Time schedule and submission of reports:

  • Arabic report to MOH within 10 days of his/her return from the field
  • If applicable, submit the University report along with report for Epidemiologic Bulletin, PowerPoint presentation and data disk within 2 months of return from field. However, in case of delay in laboratory reports the report has to be submitted within 3 weeks of receipt of final reports from concerned laboratory.
  • However, all the reports should be submitted by 30th May during the 2nd year of training.  (Or one outbreak investigation along with long project report must be submitted by this date)


A maximum of two epidemics in which resident has acted as lead investigator (alone or shared) will be sent to the University for evaluation as mandatory research projects. The decision about which investigation’s report to be sent to university will depend upon the mutual agreement of the Unit supervisor, supervisor of the epidemic investigation and resident concerned.

Each of the two outbreak investigations (or short studies) submitted to university will be assessed against a total of 350 marks, with a pass percentage of 70%.
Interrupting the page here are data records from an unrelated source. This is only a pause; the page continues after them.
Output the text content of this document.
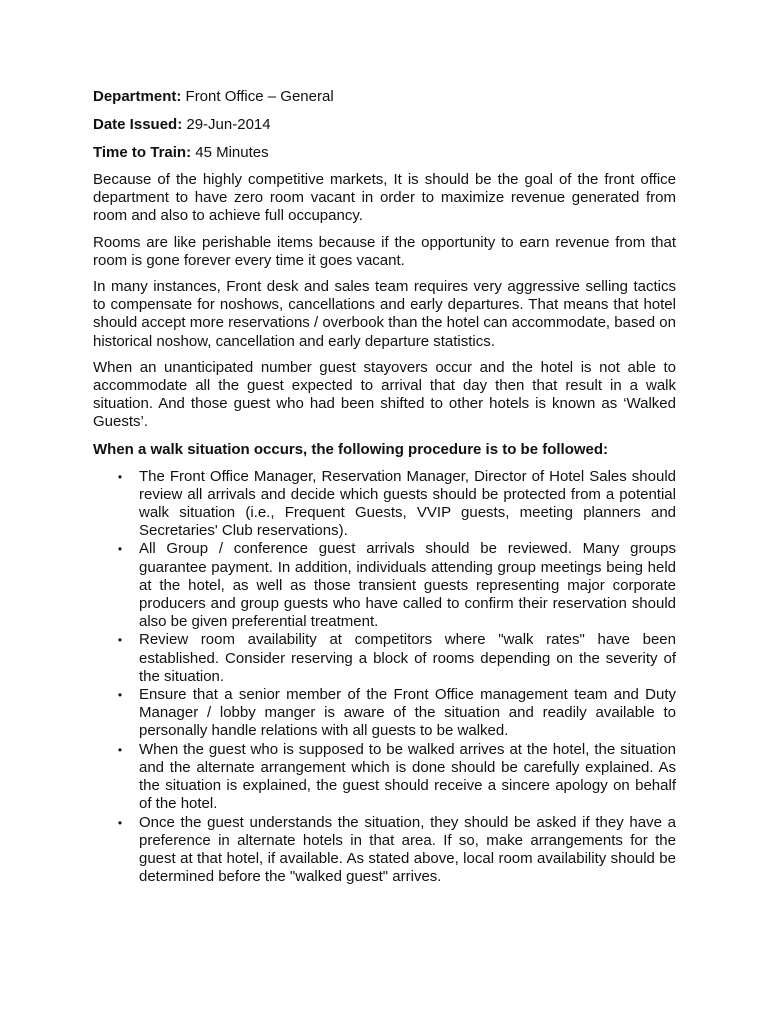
Department: Front Office – General

Date Issued: 29-Jun-2014

Time to Train: 45 Minutes

Because of the highly competitive markets, It is should be the goal of the front office department to have zero room vacant in order to maximize revenue generated from room and also to achieve full occupancy.

Rooms are like perishable items because if the opportunity to earn revenue from that room is gone forever every time it goes vacant.

In many instances, Front desk and sales team requires very aggressive selling tactics to compensate for noshows, cancellations and early departures. That means that hotel should accept more reservations / overbook than the hotel can accommodate, based on historical noshow, cancellation and early departure statistics.

When an unanticipated number guest stayovers occur and the hotel is not able to accommodate all the guest expected to arrival that day then that result in a walk situation. And those guest who had been shifted to other hotels is known as ‘Walked Guests’.

When a walk situation occurs, the following procedure is to be followed:

• The Front Office Manager, Reservation Manager, Director of Hotel Sales should review all arrivals and decide which guests should be protected from a potential walk situation (i.e., Frequent Guests, VVIP guests, meeting planners and Secretaries' Club reservations).
• All Group / conference guest arrivals should be reviewed. Many groups guarantee payment. In addition, individuals attending group meetings being held at the hotel, as well as those transient guests representing major corporate producers and group guests who have called to confirm their reservation should also be given preferential treatment.
• Review room availability at competitors where "walk rates" have been established. Consider reserving a block of rooms depending on the severity of the situation.
• Ensure that a senior member of the Front Office management team and Duty Manager / lobby manger is aware of the situation and readily available to personally handle relations with all guests to be walked.
• When the guest who is supposed to be walked arrives at the hotel, the situation and the alternate arrangement which is done should be carefully explained. As the situation is explained, the guest should receive a sincere apology on behalf of the hotel.
• Once the guest understands the situation, they should be asked if they have a preference in alternate hotels in that area. If so, make arrangements for the guest at that hotel, if available. As stated above, local room availability should be determined before the "walked guest" arrives.
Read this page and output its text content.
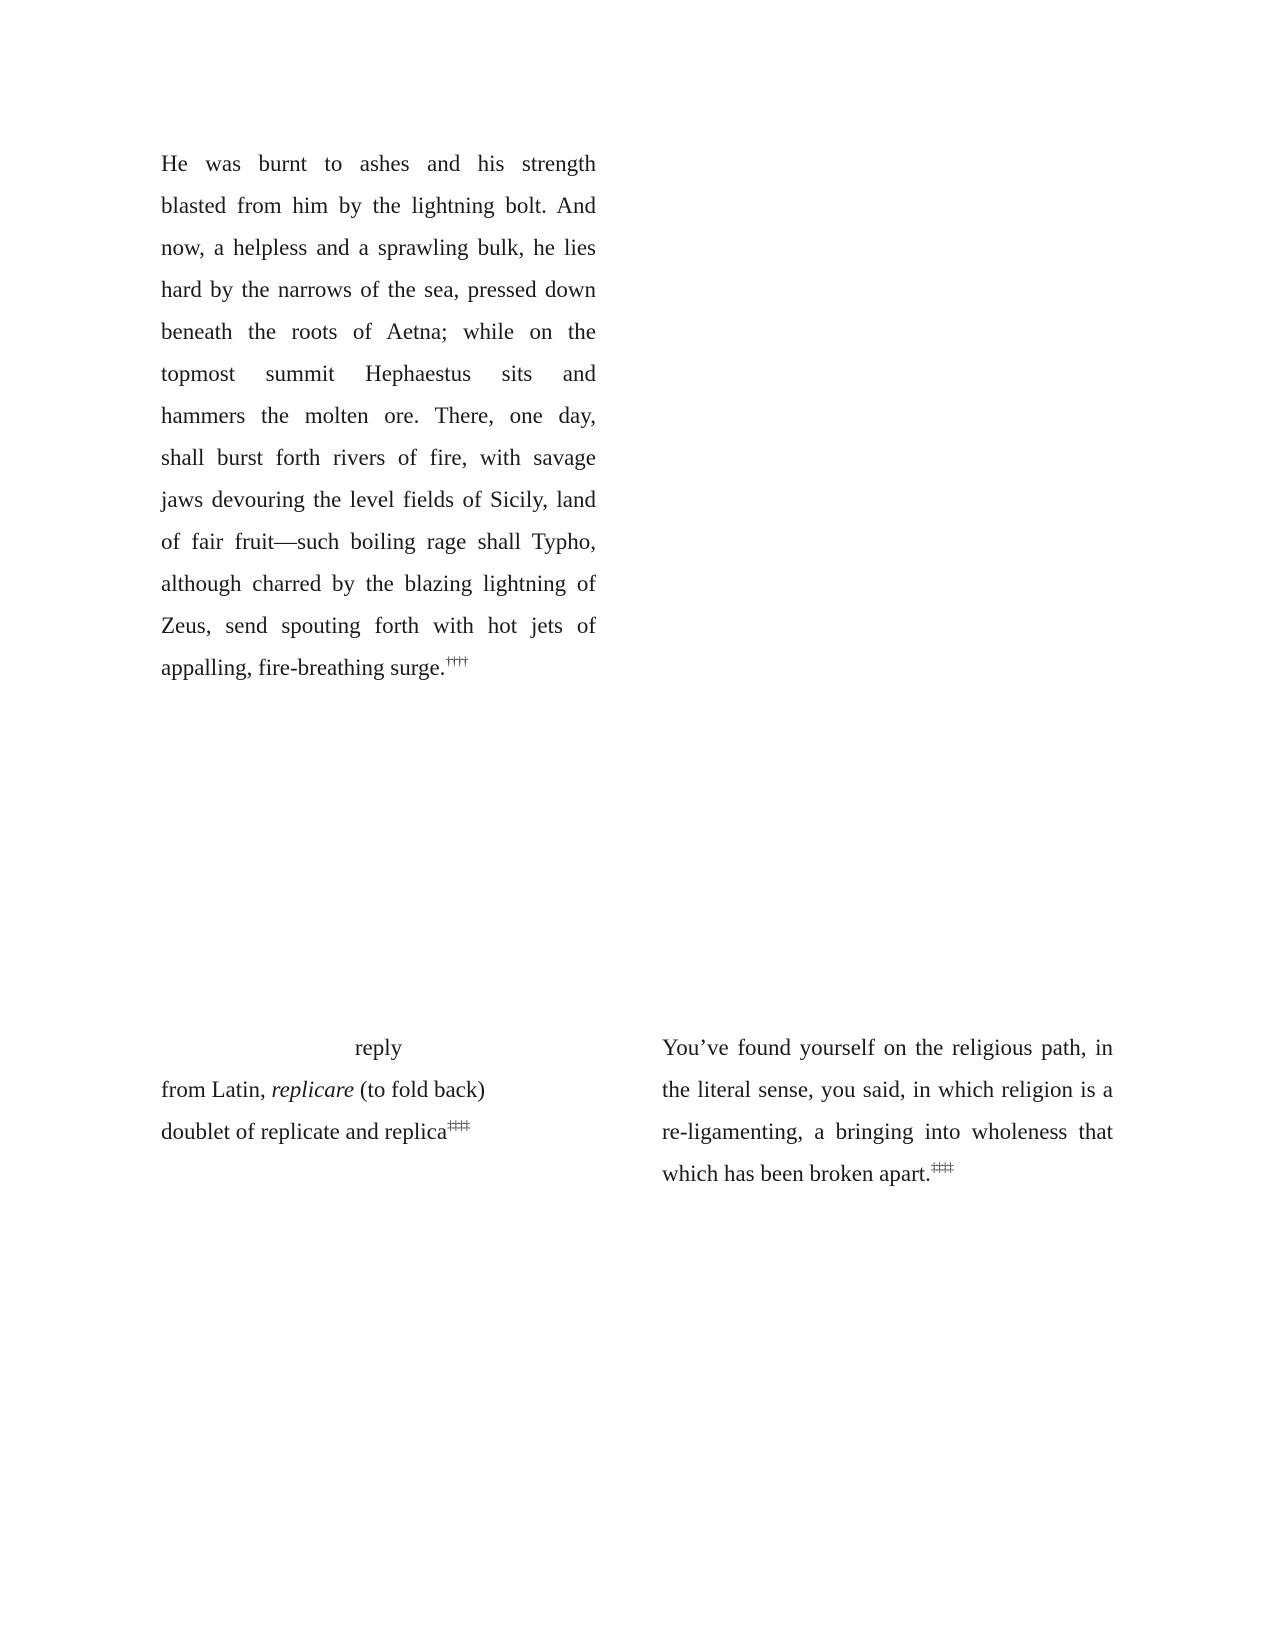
He was burnt to ashes and his strength
blasted from him by the lightning bolt. And
now, a helpless and a sprawling bulk, he lies
hard by the narrows of the sea, pressed down
beneath the roots of Aetna; while on the
topmost summit Hephaestus sits and
hammers the molten ore. There, one day,
shall burst forth rivers of fire, with savage
jaws devouring the level fields of Sicily, land
of fair fruit—such boiling rage shall Typho,
although charred by the blazing lightning of
Zeus, send spouting forth with hot jets of
appalling, fire-breathing surge.††††
reply
from Latin, replicare (to fold back)
doublet of replicate and replica‡‡‡‡
You’ve found yourself on the religious path, in
the literal sense, you said, in which religion is a
re-ligamenting, a bringing into wholeness that
which has been broken apart.‡‡‡‡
  • 50% of the total marks (i.e. 175 marks) will be evaluated by the supervisor of study for ongoing evaluation of the resident’s study related activities (planning, field work, data analysis, report writing).
    • The resident should score at least 50% of these marks before his written report can be submitted to university.
  • 50% of the total marks (i.e. 175 marks) will be evaluated by the examiner, assigned by the University, on the basis of final report submitted, based on following criteria, which will carry 50% of the total score:
    • Abstract 10%;
    • Introduction 10%;
    • Methods 15%;
    • Results 30%;
    • Discussion 25%;
    • References and appendices 5%; and
    • General layout 5%.

Participation in each epidemic investigation will be recorded in the logbook of all participating residents for overall assessment at the end of program.

Delay in submission will result in deduction of 3 marks per week, after the due date (however in case of unavoidable circumstance, beyond the resident’s control, this deduction can be condoned by the supervisor of the FETP while explicitly giving the reason.

Note: In case, a resident is unable to conduct the mandatory epidemic investigation due to non-availability of opportunity or other logistic reasons he/she will conduct a short study on the pattern of long term project, with a limited scope, as a replacement of each mandatory epidemic investigation. Final report of such a project will be 2000-3000 words, excluding table, figures and references. However, the last date of submission of final report, supervisor’s choice and evaluation methods, will remain as for outbreak investigation.